Jeremiah Unterman, Justice for All: How the Jewish Bible Revolutionized Ethics, Philadelphia: Jewish Publication Society, 2017, 320 pp.
Professor Jeremiah Unterman whose fields are Biblical studies and Jewish ethics has produced a major work on the Biblical origins of ethics which broadens the scope of his earlier book, From Repentance to Redemption. Formerly Adjunct Professor of Bible at Yeshiva University and the Director of the Association of Modern Orthodox Day Schools in North America and currently Resident Scholar at the Herzl Institute in Jerusalem, Professor Unterman’s Justice for All focuses on the foundations and content of ethics in the Hebrew Bible and its lasting influence in these fields. The work is of particular importance in light of the attacks on the Bible and the argument that its ethical precepts and legislation are mainly derivative. Unterman undermines such claims throughout his book and relates to the wide range of opinions regarding the authorship of the Hebrew Bible, placing it at a later date, even as late as the Second Temple period. Unterman masterfully refutes these points. Therefore, Justice for All is a timely and important contribution to our knowledge.

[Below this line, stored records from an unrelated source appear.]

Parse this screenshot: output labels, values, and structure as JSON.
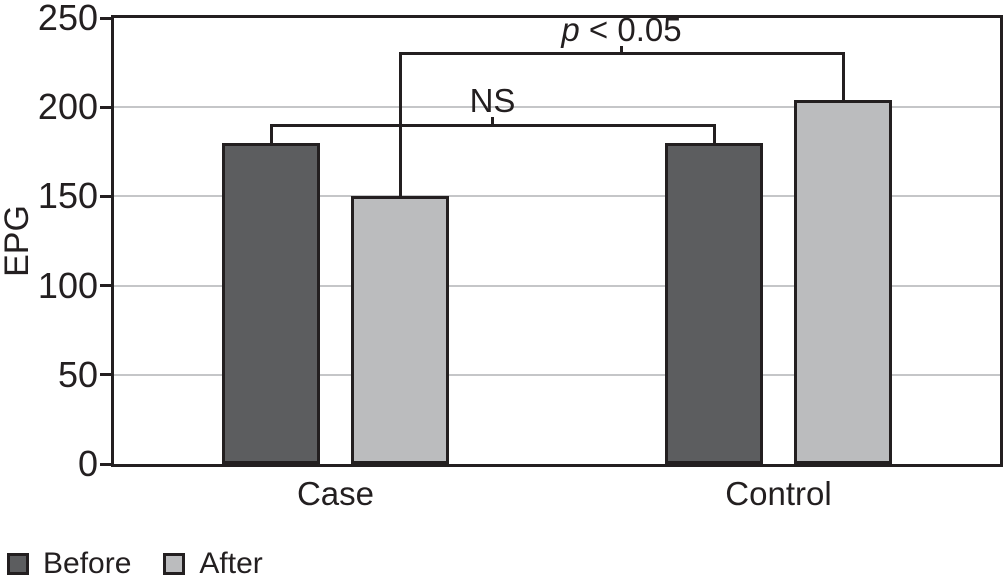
{
  "colors": {
    "ink": "#231f20",
    "grid": "#c5c6c8",
    "background": "#ffffff",
    "dark_series": "#5c5d5f",
    "light_series": "#bbbcbe"
  },
  "chart_data": {
    "type": "bar",
    "title": "",
    "ylabel": "EPG",
    "categories": [
      "Case",
      "Control"
    ],
    "series": [
      {
        "name": "Before",
        "color": "#5c5d5f",
        "values": [
          180,
          180
        ]
      },
      {
        "name": "After",
        "color": "#bbbcbe",
        "values": [
          150,
          204
        ]
      }
    ],
    "ylim": [
      0,
      250
    ],
    "yticks": [
      0,
      50,
      100,
      150,
      200,
      250
    ],
    "grid": true,
    "legend_position": "bottom-left",
    "annotations": [
      {
        "name": "significance-bracket-after",
        "label_italic": "p",
        "label_text": " < 0.05",
        "level": 230,
        "from": {
          "category": "Case",
          "series": "After"
        },
        "to": {
          "category": "Control",
          "series": "After"
        }
      },
      {
        "name": "significance-bracket-before",
        "label_italic": "",
        "label_text": "NS",
        "level": 190,
        "from": {
          "category": "Case",
          "series": "Before"
        },
        "to": {
          "category": "Control",
          "series": "Before"
        }
      }
    ]
  }
}
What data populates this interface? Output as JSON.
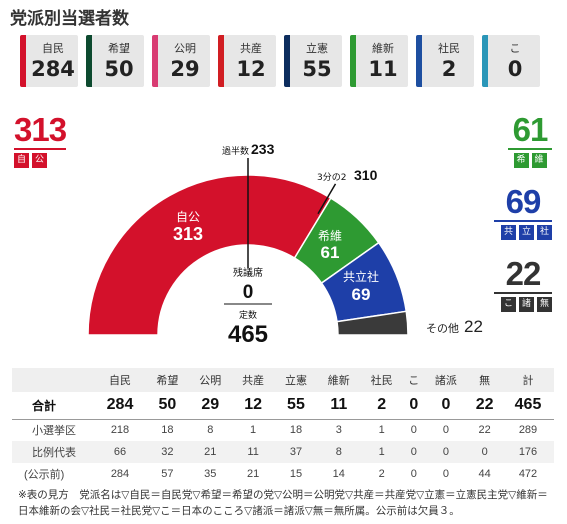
{
  "title": "党派別当選者数",
  "cards": [
    {
      "name": "自民",
      "count": "284",
      "color": "#d3112b"
    },
    {
      "name": "希望",
      "count": "50",
      "color": "#0d4a2f"
    },
    {
      "name": "公明",
      "count": "29",
      "color": "#d83b72"
    },
    {
      "name": "共産",
      "count": "12",
      "color": "#d11e23"
    },
    {
      "name": "立憲",
      "count": "55",
      "color": "#0d2d5e"
    },
    {
      "name": "維新",
      "count": "11",
      "color": "#2e9a32"
    },
    {
      "name": "社民",
      "count": "2",
      "color": "#1e4fa0"
    },
    {
      "name": "こ",
      "count": "0",
      "color": "#2a96b8"
    }
  ],
  "blocs": {
    "ruling": {
      "total": "313",
      "tags": [
        "自",
        "公"
      ],
      "color": "#d3112b"
    },
    "kibo_ishin": {
      "total": "61",
      "tags": [
        "希",
        "維"
      ],
      "color": "#2e9a32"
    },
    "left": {
      "total": "69",
      "tags": [
        "共",
        "立",
        "社"
      ],
      "color": "#1e3fa8"
    },
    "other": {
      "total": "22",
      "tags": [
        "こ",
        "諸",
        "無"
      ],
      "color": "#333333"
    }
  },
  "hemi": {
    "majority_label": "過半数",
    "majority_value": "233",
    "twothirds_label": "3分の2",
    "twothirds_value": "310",
    "ruling_label": "自公",
    "ruling_value": "313",
    "kibo_label": "希維",
    "kibo_value": "61",
    "left_label": "共立社",
    "left_value": "69",
    "remaining_label": "残議席",
    "remaining_value": "0",
    "fixed_label": "定数",
    "fixed_value": "465",
    "other_label": "その他",
    "other_value": "22"
  },
  "chart_data": {
    "type": "pie",
    "title": "",
    "categories": [
      "自公",
      "希維",
      "共立社",
      "その他"
    ],
    "values": [
      313,
      61,
      69,
      22
    ],
    "colors": [
      "#d3112b",
      "#2e9a32",
      "#1e3fa8",
      "#3a3a3a"
    ],
    "total": 465,
    "markers": [
      {
        "label": "過半数",
        "value": 233
      },
      {
        "label": "3分の2",
        "value": 310
      }
    ]
  },
  "table": {
    "headers": [
      "",
      "自民",
      "希望",
      "公明",
      "共産",
      "立憲",
      "維新",
      "社民",
      "こ",
      "諸派",
      "無",
      "計"
    ],
    "rows": [
      {
        "label": "合計",
        "cells": [
          "284",
          "50",
          "29",
          "12",
          "55",
          "11",
          "2",
          "0",
          "0",
          "22",
          "465"
        ]
      },
      {
        "label": "小選挙区",
        "cells": [
          "218",
          "18",
          "8",
          "1",
          "18",
          "3",
          "1",
          "0",
          "0",
          "22",
          "289"
        ]
      },
      {
        "label": "比例代表",
        "cells": [
          "66",
          "32",
          "21",
          "11",
          "37",
          "8",
          "1",
          "0",
          "0",
          "0",
          "176"
        ]
      },
      {
        "label": "(公示前)",
        "cells": [
          "284",
          "57",
          "35",
          "21",
          "15",
          "14",
          "2",
          "0",
          "0",
          "44",
          "472"
        ]
      }
    ]
  },
  "note": "※表の見方　党派名は▽自民＝自民党▽希望＝希望の党▽公明＝公明党▽共産＝共産党▽立憲＝立憲民主党▽維新＝日本維新の会▽社民＝社民党▽こ＝日本のこころ▽諸派＝諸派▽無＝無所属。公示前は欠員３。"
}
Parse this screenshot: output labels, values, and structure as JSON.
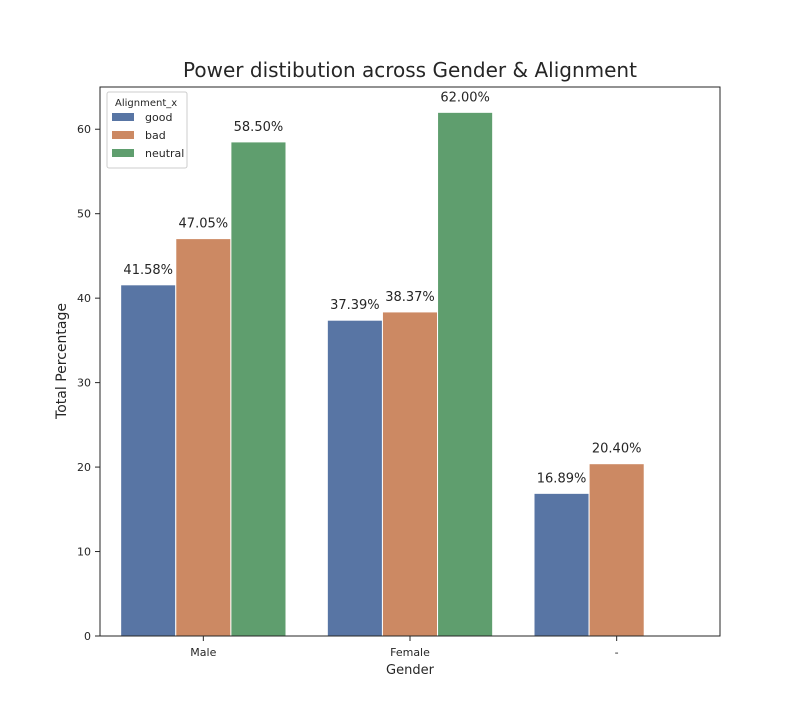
{
  "chart_data": {
    "type": "bar",
    "title": "Power distibution across Gender & Alignment",
    "xlabel": "Gender",
    "ylabel": "Total Percentage",
    "categories": [
      "Male",
      "Female",
      "-"
    ],
    "ylim": [
      0,
      65
    ],
    "yticks": [
      0,
      10,
      20,
      30,
      40,
      50,
      60
    ],
    "grid": false,
    "legend": {
      "title": "Alignment_x",
      "placement": "top-left"
    },
    "series": [
      {
        "name": "good",
        "color": "#5875a4",
        "values": [
          41.58,
          37.39,
          16.89
        ],
        "labels": [
          "41.58%",
          "37.39%",
          "16.89%"
        ]
      },
      {
        "name": "bad",
        "color": "#cc8963",
        "values": [
          47.05,
          38.37,
          20.4
        ],
        "labels": [
          "47.05%",
          "38.37%",
          "20.40%"
        ]
      },
      {
        "name": "neutral",
        "color": "#5f9e6e",
        "values": [
          58.5,
          62.0,
          null
        ],
        "labels": [
          "58.50%",
          "62.00%",
          null
        ]
      }
    ]
  }
}
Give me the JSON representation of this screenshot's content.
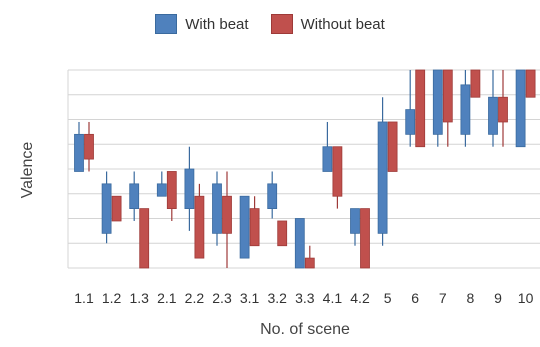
{
  "chart_data": {
    "type": "box",
    "title": "",
    "xlabel": "No. of scene",
    "ylabel": "Valence",
    "ylim": [
      0,
      8
    ],
    "grid": true,
    "legend_position": "top-center",
    "categories": [
      "1.1",
      "1.2",
      "1.3",
      "2.1",
      "2.2",
      "2.3",
      "3.1",
      "3.2",
      "3.3",
      "4.1",
      "4.2",
      "5",
      "6",
      "7",
      "8",
      "9",
      "10"
    ],
    "series": [
      {
        "name": "With beat",
        "color": "#4f81bd",
        "boxes": [
          {
            "q1": 3.9,
            "q3": 5.4,
            "min": 3.9,
            "max": 5.9
          },
          {
            "q1": 1.4,
            "q3": 3.4,
            "min": 1.0,
            "max": 3.9
          },
          {
            "q1": 2.4,
            "q3": 3.4,
            "min": 1.9,
            "max": 3.9
          },
          {
            "q1": 2.9,
            "q3": 3.4,
            "min": 2.9,
            "max": 3.9
          },
          {
            "q1": 2.4,
            "q3": 4.0,
            "min": 1.5,
            "max": 4.9
          },
          {
            "q1": 1.4,
            "q3": 3.4,
            "min": 0.9,
            "max": 3.9
          },
          {
            "q1": 0.4,
            "q3": 2.9,
            "min": 0.4,
            "max": 2.9
          },
          {
            "q1": 2.4,
            "q3": 3.4,
            "min": 2.0,
            "max": 3.9
          },
          {
            "q1": 0.0,
            "q3": 2.0,
            "min": 0.0,
            "max": 2.0
          },
          {
            "q1": 3.9,
            "q3": 4.9,
            "min": 3.9,
            "max": 5.9
          },
          {
            "q1": 1.4,
            "q3": 2.4,
            "min": 0.9,
            "max": 2.4
          },
          {
            "q1": 1.4,
            "q3": 5.9,
            "min": 0.9,
            "max": 6.9
          },
          {
            "q1": 5.4,
            "q3": 6.4,
            "min": 4.9,
            "max": 8.0
          },
          {
            "q1": 5.4,
            "q3": 8.0,
            "min": 4.9,
            "max": 8.0
          },
          {
            "q1": 5.4,
            "q3": 7.4,
            "min": 4.9,
            "max": 8.0
          },
          {
            "q1": 5.4,
            "q3": 6.9,
            "min": 4.9,
            "max": 8.0
          },
          {
            "q1": 4.9,
            "q3": 8.0,
            "min": 4.9,
            "max": 8.0
          }
        ]
      },
      {
        "name": "Without beat",
        "color": "#c0504d",
        "boxes": [
          {
            "q1": 4.4,
            "q3": 5.4,
            "min": 3.9,
            "max": 5.9
          },
          {
            "q1": 1.9,
            "q3": 2.9,
            "min": 1.9,
            "max": 2.9
          },
          {
            "q1": 0.0,
            "q3": 2.4,
            "min": 0.0,
            "max": 2.4
          },
          {
            "q1": 2.4,
            "q3": 3.9,
            "min": 1.9,
            "max": 3.9
          },
          {
            "q1": 0.4,
            "q3": 2.9,
            "min": 0.4,
            "max": 3.4
          },
          {
            "q1": 1.4,
            "q3": 2.9,
            "min": 0.0,
            "max": 3.9
          },
          {
            "q1": 0.9,
            "q3": 2.4,
            "min": 0.9,
            "max": 2.9
          },
          {
            "q1": 0.9,
            "q3": 1.9,
            "min": 0.9,
            "max": 1.9
          },
          {
            "q1": 0.0,
            "q3": 0.4,
            "min": 0.0,
            "max": 0.9
          },
          {
            "q1": 2.9,
            "q3": 4.9,
            "min": 2.4,
            "max": 4.9
          },
          {
            "q1": 0.0,
            "q3": 2.4,
            "min": 0.0,
            "max": 2.4
          },
          {
            "q1": 3.9,
            "q3": 5.9,
            "min": 3.9,
            "max": 5.9
          },
          {
            "q1": 4.9,
            "q3": 8.0,
            "min": 4.9,
            "max": 8.0
          },
          {
            "q1": 5.9,
            "q3": 8.0,
            "min": 4.9,
            "max": 8.0
          },
          {
            "q1": 6.9,
            "q3": 8.0,
            "min": 6.9,
            "max": 8.0
          },
          {
            "q1": 5.9,
            "q3": 6.9,
            "min": 4.9,
            "max": 8.0
          },
          {
            "q1": 6.9,
            "q3": 8.0,
            "min": 6.9,
            "max": 8.0
          }
        ]
      }
    ]
  }
}
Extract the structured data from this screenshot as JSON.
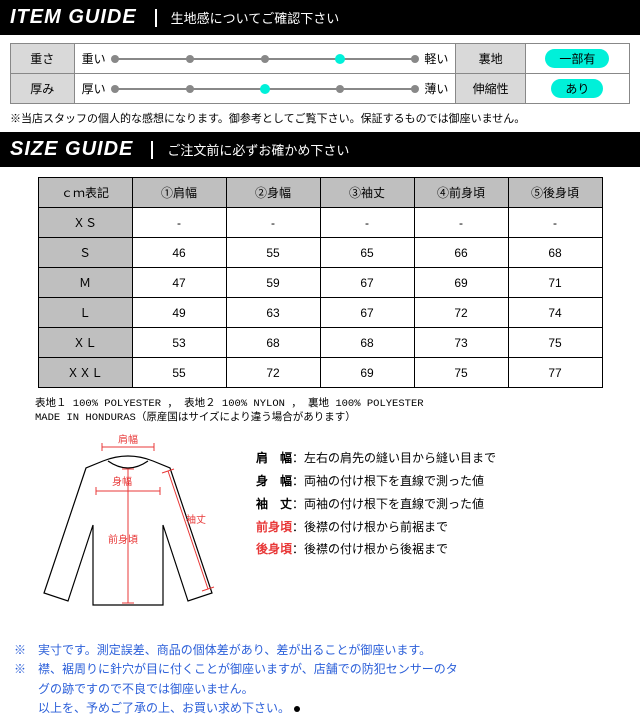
{
  "banners": {
    "item": {
      "title": "ITEM GUIDE",
      "sub": "生地感についてご確認下さい"
    },
    "size": {
      "title": "SIZE GUIDE",
      "sub": "ご注文前に必ずお確かめ下さい"
    }
  },
  "itemGuide": {
    "rows": [
      {
        "label": "重さ",
        "left": "重い",
        "right": "軽い",
        "activeIndex": 3,
        "propLabel": "裏地",
        "propVal": "一部有"
      },
      {
        "label": "厚み",
        "left": "厚い",
        "right": "薄い",
        "activeIndex": 2,
        "propLabel": "伸縮性",
        "propVal": "あり"
      }
    ],
    "tickCount": 5,
    "note": "※当店スタッフの個人的な感想になります。御参考としてご覧下さい。保証するものでは御座いません。"
  },
  "sizeGuide": {
    "headers": [
      "ｃｍ表記",
      "①肩幅",
      "②身幅",
      "③袖丈",
      "④前身頃",
      "⑤後身頃"
    ],
    "rows": [
      {
        "h": "ＸＳ",
        "c": [
          "-",
          "-",
          "-",
          "-",
          "-"
        ]
      },
      {
        "h": "Ｓ",
        "c": [
          "46",
          "55",
          "65",
          "66",
          "68"
        ]
      },
      {
        "h": "Ｍ",
        "c": [
          "47",
          "59",
          "67",
          "69",
          "71"
        ]
      },
      {
        "h": "Ｌ",
        "c": [
          "49",
          "63",
          "67",
          "72",
          "74"
        ]
      },
      {
        "h": "ＸＬ",
        "c": [
          "53",
          "68",
          "68",
          "73",
          "75"
        ]
      },
      {
        "h": "ＸＸＬ",
        "c": [
          "55",
          "72",
          "69",
          "75",
          "77"
        ]
      }
    ],
    "material": "表地１ 100% POLYESTER ， 表地２ 100% NYLON ， 裏地 100% POLYESTER\nMADE IN HONDURAS（原産国はサイズにより違う場合があります）"
  },
  "legend": [
    {
      "k": "肩　幅",
      "d": "：左右の肩先の縫い目から縫い目まで"
    },
    {
      "k": "身　幅",
      "d": "：両袖の付け根下を直線で測った値"
    },
    {
      "k": "袖　丈",
      "d": "：両袖の付け根下を直線で測った値"
    },
    {
      "k": "前身頃",
      "d": "：後襟の付け根から前裾まで"
    },
    {
      "k": "後身頃",
      "d": "：後襟の付け根から後裾まで"
    }
  ],
  "diagLabels": {
    "shoulder": "肩幅",
    "chest": "身幅",
    "sleeve": "袖丈",
    "front": "前身頃"
  },
  "footnotes": [
    "※　実寸です。測定誤差、商品の個体差があり、差が出ることが御座います。",
    "※　襟、裾周りに針穴が目に付くことが御座いますが、店舗での防犯センサーのタ",
    "　　グの跡ですので不良では御座いません。",
    "　　以上を、予めご了承の上、お買い求め下さい。"
  ],
  "colors": {
    "accent": "#00f0d9",
    "red": "#e83838",
    "blue": "#2b5fd9"
  }
}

In his comprehensive introduction the author acknowledges the existence of ethical principles in ancient Near Eastern law codes which have been deciphered from clay tablets and stelae. That being said, he refutes the claims by many scholars that the Hebrew Bible has made only inconsequential contributions to the development of ethical values. He questions the hypothesis of the well-known Assyriologist Jacob J. Finkelstein who argued that ancient Near Eastern polytheism should not be condemned for failing to attain the same ethical standards as the Bible since polytheism involved the worship of immoral gods who had human weaknesses. In contrast, the single god of monotheism was the paragon of ethics. Unterman claims that, in theory, it is possible that many gods could act harmoniously, while a single deity could be irascible and selfish. He then proceeds to characterize the gods of the epic Enuma Elish as a contentious group of humanoid, vicious creatures who were subject to magic and wished humans to be subordinate to them. In contrast, the God of the Bible created man in His image, allowed human beings to rule the world, and aspired to a world of harmony and tranquility through social justice and the ethical guidelines of the Biblical text. Indeed, God chose to reveal His will to the people of Israel and their prophets. According to Unterman, the superior level of Biblical ethics is linked to its monotheistic foundations. In fact, the Bible is the source of momentous innovations in the field of ethics. Justice for All describes these innovations in well-written and meticulously documented chapters.
The book is divided thematically into six chapters. Each chapter begins with a review of ancient Near Eastern epics or law codes that relate to the subject under discussion and concludes with the ethical content from the Bible. Briefly, Chapter One treats the Biblical accounts of creation and the Great Flood. Chapter Two continues with revelation and the Torah which are discussed as a covenant between God and Israel; a set of laws; a document which endows every Israelite with an aura of holiness, thereby making the People of Israel the messenger to the rest of the world and the example of living a righteous life; and as a declaration of an unbreakable bond between a parent (God) and His child (the Jewish people. Chapter Three concentrates on the treatment of underprivileged members of society in the Torah, with a strong emphasis on resident aliens (non-Israelites living in the Land of Israel) and the poor. It also relates to proselytes, widows, and orphans. Chapter Four presents the innovation introduced by the Prophets, namely that morality is more important than observing ritual. Unterman points out that the Prophets do not advocate a rejection of ritual but emphasize the hypocrisy of observing rituals and behaving in an immoral manner at the same time. Chapter Five deals with repentance. It focuses on how the Prophets broadened the concept of Biblical repentance – which conditioned forgiveness on a combination of confession, restitution, and punishment – in order to enable atonement as a result of sincere regret and “returning” to God alone, sans chastisement. Finally, Chapter Six deals with the hope of redemption, a major idea in the Bible. The hope of redemption made it possible for the Jewish people to survive exile and destruction by providing a firm belief in a better future.
Professor Unterman provides an extensive bibliography and indices of the subjects and Biblical verses. The latter are useful to those who wish give lectures or sermons on any of the topics relating to specific ethics. The footnotes at the end of the book are highly informative and contain numerous relevant references for further study. In summary, Justice for All is an eminently readable description of the Bible’s conception of ethical monotheism and will be of great interest to anyone who is interested in ethics, religion, Biblical or ancient Near Eastern studies.